How to lose a kink and gain a helix: pH independent conformational changes of the fusion domains from influenza hemagglutinin in heterogeneous lipid bilayers.

We have simulated two conformations of the fusion domain of influenza hemagglutinin (HA) within explicit water, salt, and heterogeneous lipid bilayers composed of POPC:POPG (4:1). Each conformation has seven different starting points in which the initial peptide structure is the same for each conformation, but the location across the membrane normal and lipid arrangement around the peptide are varied, giving a combined total simulation time of 140 ns. For the HA5 conformation (primary structure from recent NMR spectroscopy at pH = 5), the peptide exhibits a stable and less kinked structure in the lipid bilayer compared to that from the NMR studies. The relative fusogenic behavior of the different conformations has been investigated by calculation of the relative free energy of insertion into the hydrophobic region of lipid bilayer as a function of the depth of immersion.
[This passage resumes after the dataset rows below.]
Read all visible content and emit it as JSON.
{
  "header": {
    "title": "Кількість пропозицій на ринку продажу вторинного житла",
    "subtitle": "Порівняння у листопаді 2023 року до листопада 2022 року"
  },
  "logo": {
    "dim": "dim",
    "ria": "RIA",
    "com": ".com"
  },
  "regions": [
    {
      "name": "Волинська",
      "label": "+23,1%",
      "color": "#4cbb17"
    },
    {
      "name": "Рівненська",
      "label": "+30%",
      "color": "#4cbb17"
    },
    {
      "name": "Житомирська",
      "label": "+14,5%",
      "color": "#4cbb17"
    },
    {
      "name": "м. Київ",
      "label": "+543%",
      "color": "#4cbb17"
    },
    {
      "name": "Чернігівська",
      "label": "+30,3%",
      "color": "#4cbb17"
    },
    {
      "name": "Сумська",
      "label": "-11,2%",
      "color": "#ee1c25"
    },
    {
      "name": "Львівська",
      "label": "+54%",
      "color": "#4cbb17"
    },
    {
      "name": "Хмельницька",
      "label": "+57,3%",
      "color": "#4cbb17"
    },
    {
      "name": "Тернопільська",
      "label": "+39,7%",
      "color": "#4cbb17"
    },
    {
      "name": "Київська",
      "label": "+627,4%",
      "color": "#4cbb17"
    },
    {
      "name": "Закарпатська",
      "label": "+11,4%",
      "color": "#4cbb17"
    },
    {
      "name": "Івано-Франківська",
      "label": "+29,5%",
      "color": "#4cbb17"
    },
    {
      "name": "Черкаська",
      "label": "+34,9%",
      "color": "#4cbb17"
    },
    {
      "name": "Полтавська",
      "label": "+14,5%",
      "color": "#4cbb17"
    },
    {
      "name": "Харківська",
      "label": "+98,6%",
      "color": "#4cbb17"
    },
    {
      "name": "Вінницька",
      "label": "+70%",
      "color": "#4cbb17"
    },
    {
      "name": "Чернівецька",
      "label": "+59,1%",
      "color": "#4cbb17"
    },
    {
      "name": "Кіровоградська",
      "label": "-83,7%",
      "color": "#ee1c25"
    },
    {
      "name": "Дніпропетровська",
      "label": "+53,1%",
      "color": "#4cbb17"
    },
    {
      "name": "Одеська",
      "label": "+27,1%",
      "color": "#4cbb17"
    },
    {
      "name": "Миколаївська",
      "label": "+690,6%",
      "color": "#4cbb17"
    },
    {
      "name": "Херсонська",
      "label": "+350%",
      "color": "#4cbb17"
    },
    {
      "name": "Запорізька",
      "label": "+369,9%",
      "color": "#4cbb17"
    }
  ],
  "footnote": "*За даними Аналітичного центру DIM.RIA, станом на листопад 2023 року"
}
For the HA7 conformations (primary structure from recent NMR spectroscopy at pH = 7.4), while the N-terminal helix preserves its initial structure, the flexible C-terminal chain produces a transient helical motif inside the lipid bilayer. This conformational change is pH-independent, and is closely related to the peptide insertion into the lipid bilayer.

How a small change in retinal leads to G-protein activation: initial events suggested by molecular dynamics calculations.
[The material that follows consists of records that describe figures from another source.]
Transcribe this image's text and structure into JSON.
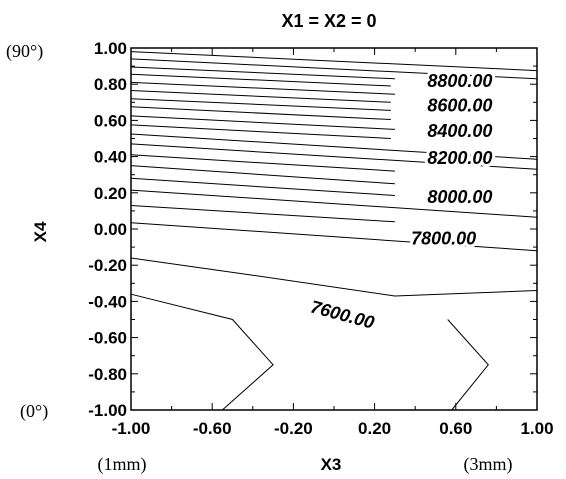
{
  "chart_data": {
    "type": "line",
    "subtype": "contour",
    "title": "X1 = X2 = 0",
    "xlabel": "X3",
    "ylabel": "X4",
    "xlim": [
      -1.0,
      1.0
    ],
    "ylim": [
      -1.0,
      1.0
    ],
    "xticks": [
      "-1.00",
      "-0.60",
      "-0.20",
      "0.20",
      "0.60",
      "1.00"
    ],
    "yticks": [
      "1.00",
      "0.80",
      "0.60",
      "0.40",
      "0.20",
      "0.00",
      "-0.20",
      "-0.40",
      "-0.60",
      "-0.80",
      "-1.00"
    ],
    "y_end_annotations": {
      "top": "(90°)",
      "bottom": "(0°)"
    },
    "x_end_annotations": {
      "left": "(1mm)",
      "right": "(3mm)"
    },
    "grid": false,
    "contour_labels": [
      {
        "text": "8800.00",
        "x": 0.62,
        "y": 0.81
      },
      {
        "text": "8600.00",
        "x": 0.62,
        "y": 0.675
      },
      {
        "text": "8400.00",
        "x": 0.62,
        "y": 0.535
      },
      {
        "text": "8200.00",
        "x": 0.62,
        "y": 0.385
      },
      {
        "text": "8000.00",
        "x": 0.62,
        "y": 0.17
      },
      {
        "text": "7800.00",
        "x": 0.54,
        "y": -0.06
      },
      {
        "text": "7600.00",
        "x": 0.04,
        "y": -0.48,
        "rotation": 15
      }
    ],
    "series": [
      {
        "values": [
          [
            -1.0,
            0.98
          ],
          [
            1.0,
            0.875
          ]
        ]
      },
      {
        "values": [
          [
            -1.0,
            0.94
          ],
          [
            1.0,
            0.83
          ]
        ]
      },
      {
        "values": [
          [
            -1.0,
            0.895
          ],
          [
            0.3,
            0.83
          ]
        ]
      },
      {
        "values": [
          [
            -1.0,
            0.855
          ],
          [
            0.28,
            0.79
          ]
        ]
      },
      {
        "values": [
          [
            -1.0,
            0.81
          ],
          [
            0.3,
            0.745
          ]
        ]
      },
      {
        "values": [
          [
            -1.0,
            0.765
          ],
          [
            0.28,
            0.7
          ]
        ]
      },
      {
        "values": [
          [
            -1.0,
            0.72
          ],
          [
            0.28,
            0.655
          ]
        ]
      },
      {
        "values": [
          [
            -1.0,
            0.675
          ],
          [
            0.28,
            0.605
          ]
        ]
      },
      {
        "values": [
          [
            -1.0,
            0.625
          ],
          [
            0.3,
            0.55
          ]
        ]
      },
      {
        "values": [
          [
            -1.0,
            0.575
          ],
          [
            0.28,
            0.5
          ]
        ]
      },
      {
        "values": [
          [
            -1.0,
            0.525
          ],
          [
            1.0,
            0.385
          ]
        ]
      },
      {
        "values": [
          [
            -1.0,
            0.47
          ],
          [
            1.0,
            0.33
          ]
        ]
      },
      {
        "values": [
          [
            -1.0,
            0.41
          ],
          [
            0.3,
            0.32
          ]
        ]
      },
      {
        "values": [
          [
            -1.0,
            0.35
          ],
          [
            0.3,
            0.25
          ]
        ]
      },
      {
        "values": [
          [
            -1.0,
            0.28
          ],
          [
            0.3,
            0.185
          ]
        ]
      },
      {
        "values": [
          [
            -1.0,
            0.215
          ],
          [
            1.0,
            0.065
          ]
        ]
      },
      {
        "values": [
          [
            -1.0,
            0.13
          ],
          [
            0.3,
            0.04
          ]
        ]
      },
      {
        "values": [
          [
            -1.0,
            0.035
          ],
          [
            1.0,
            -0.12
          ]
        ]
      },
      {
        "values": [
          [
            -1.0,
            -0.16
          ],
          [
            -0.4,
            -0.255
          ],
          [
            0.3,
            -0.37
          ],
          [
            1.0,
            -0.34
          ]
        ]
      },
      {
        "values": [
          [
            -1.0,
            -0.36
          ],
          [
            -0.5,
            -0.5
          ],
          [
            -0.3,
            -0.75
          ],
          [
            -0.55,
            -1.0
          ]
        ]
      },
      {
        "values": [
          [
            0.56,
            -0.5
          ],
          [
            0.76,
            -0.75
          ],
          [
            0.58,
            -1.0
          ]
        ]
      }
    ]
  }
}
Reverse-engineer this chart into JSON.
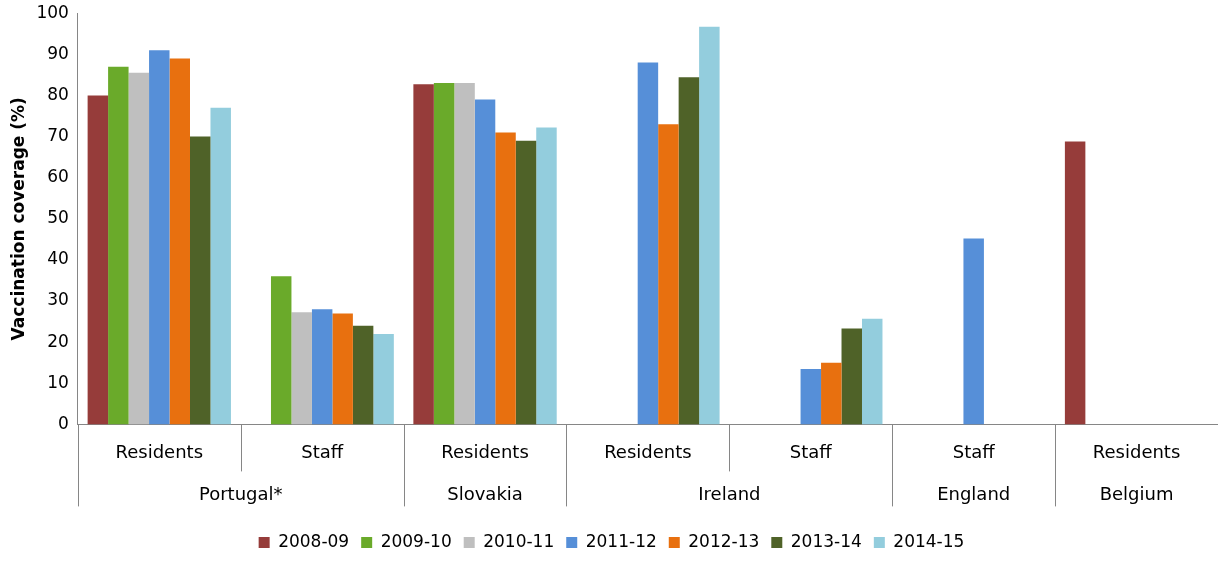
{
  "chart_data": {
    "type": "bar",
    "ylabel": "Vaccination coverage (%)",
    "categories": [
      "Residents",
      "Staff",
      "Residents",
      "Residents",
      "Staff",
      "Staff",
      "Residents"
    ],
    "series": [
      {
        "name": "2008-09",
        "color": "#963c3a",
        "values": [
          80,
          null,
          82.7,
          null,
          null,
          null,
          68.8
        ]
      },
      {
        "name": "2009-10",
        "color": "#6aaa2a",
        "values": [
          87,
          36,
          83,
          null,
          null,
          null,
          null
        ]
      },
      {
        "name": "2010-11",
        "color": "#bfbfbf",
        "values": [
          85.5,
          27.3,
          83,
          null,
          null,
          null,
          null
        ]
      },
      {
        "name": "2011-12",
        "color": "#568fd8",
        "values": [
          91,
          28,
          79,
          88,
          13.5,
          45.2,
          null
        ]
      },
      {
        "name": "2012-13",
        "color": "#e8700f",
        "values": [
          89,
          27,
          71,
          73,
          15,
          null,
          null
        ]
      },
      {
        "name": "2013-14",
        "color": "#4f6228",
        "values": [
          70,
          24,
          69,
          84.4,
          23.3,
          null,
          null
        ]
      },
      {
        "name": "2014-15",
        "color": "#93cddd",
        "values": [
          77,
          22,
          72.2,
          96.7,
          25.7,
          null,
          null
        ]
      }
    ],
    "ylim": [
      0,
      100
    ],
    "yticks": [
      0,
      10,
      20,
      30,
      40,
      50,
      60,
      70,
      80,
      90,
      100
    ],
    "grid": false,
    "legend": "bottom",
    "annotations": [
      "Portugal*",
      "Slovakia",
      "Ireland",
      "England",
      "Belgium"
    ]
  }
}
Rhodopsin is the prototypical G-protein coupled receptor, coupling light activation with high efficiency to signaling molecules. The dark-state X-ray structures of the protein provide a starting point for consideration of the relaxation from initial light activation to conformational changes that may lead to signaling. In this study we create an energetically unstable retinal in the light activated state and then use molecular dynamics simulations to examine the types of compensation, relaxation, and conformational changes that occur following the cis-trans light activation. The results suggest that changes occur throughout the protein, with changes in the orientation of Helices 5 and 6, a closer interaction between Ala 169 on Helix 4 and retinal, and a shift in the Schiff base counterion that also reflects changes in sidechain interactions with the retinal. Taken together, the simulation is suggestive of the types of changes that lead from local conformational change to light-activated signaling in this prototypical system.